Tricia- Sister In Law
“Sandee is by far one of the strongest people I have ever met in my life. Long before she was diagnosed with pancreatitis, Sandee was an extremely guarded person. Her strength border-lined stubbornness. She had been going at this thing we call life, alone, with no real support and became accustomed to not asking for help, even when she really could have used some.
We’ve shared stories of heartbreak, loss, hard upbringings and needing to grow up faster than we should of. On so many levels, we are very much the same person.
When Sandee first became sick 2 years ago, all I could do was offer my “prayers” or ask “can I pick you up anything”. I had no idea how bad the pain was or what exactly she was going thru.
Trust me when I say I know pain. I have felt unimaginable pain. The pain that makes you want to give up and just end it. But my mind didn’t want to believe that she was going thru anything close to it, or even to think her pain exceeded anything I’ve ever felt.
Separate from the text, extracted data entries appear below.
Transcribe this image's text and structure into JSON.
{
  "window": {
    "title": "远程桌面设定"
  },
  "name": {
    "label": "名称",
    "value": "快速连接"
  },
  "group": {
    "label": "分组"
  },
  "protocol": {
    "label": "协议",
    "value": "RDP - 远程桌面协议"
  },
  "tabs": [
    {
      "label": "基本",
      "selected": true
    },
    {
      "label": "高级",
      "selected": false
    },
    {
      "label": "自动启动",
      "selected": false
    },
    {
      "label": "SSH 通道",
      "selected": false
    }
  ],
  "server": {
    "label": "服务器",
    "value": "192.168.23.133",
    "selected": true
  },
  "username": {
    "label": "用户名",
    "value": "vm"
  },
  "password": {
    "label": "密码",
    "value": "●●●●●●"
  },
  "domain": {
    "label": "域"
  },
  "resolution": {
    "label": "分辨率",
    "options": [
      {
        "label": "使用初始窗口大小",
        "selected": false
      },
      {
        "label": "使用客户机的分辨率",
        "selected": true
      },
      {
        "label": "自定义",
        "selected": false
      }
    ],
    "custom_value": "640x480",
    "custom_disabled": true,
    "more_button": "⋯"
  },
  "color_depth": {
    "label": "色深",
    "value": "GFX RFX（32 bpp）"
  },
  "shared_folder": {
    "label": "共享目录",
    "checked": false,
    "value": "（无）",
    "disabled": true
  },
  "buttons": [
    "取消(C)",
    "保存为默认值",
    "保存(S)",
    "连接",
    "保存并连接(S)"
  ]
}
For almost a year (before Sandee got sick) we didn’t talk. Our stubbornness made us distant and we seized all communication over a “miscommunication”.
I think Sandee agrees with me when I say I am so thankful for that “breakup”. What came out of that dark time was a meaningful, caring, true relationship. We have naturally grown to truly care for one another. I thank GOD every day for Sandee, my seester. I couldn’t and never want to think of my life without her.”
Thank you so much for taking your time to read with me today!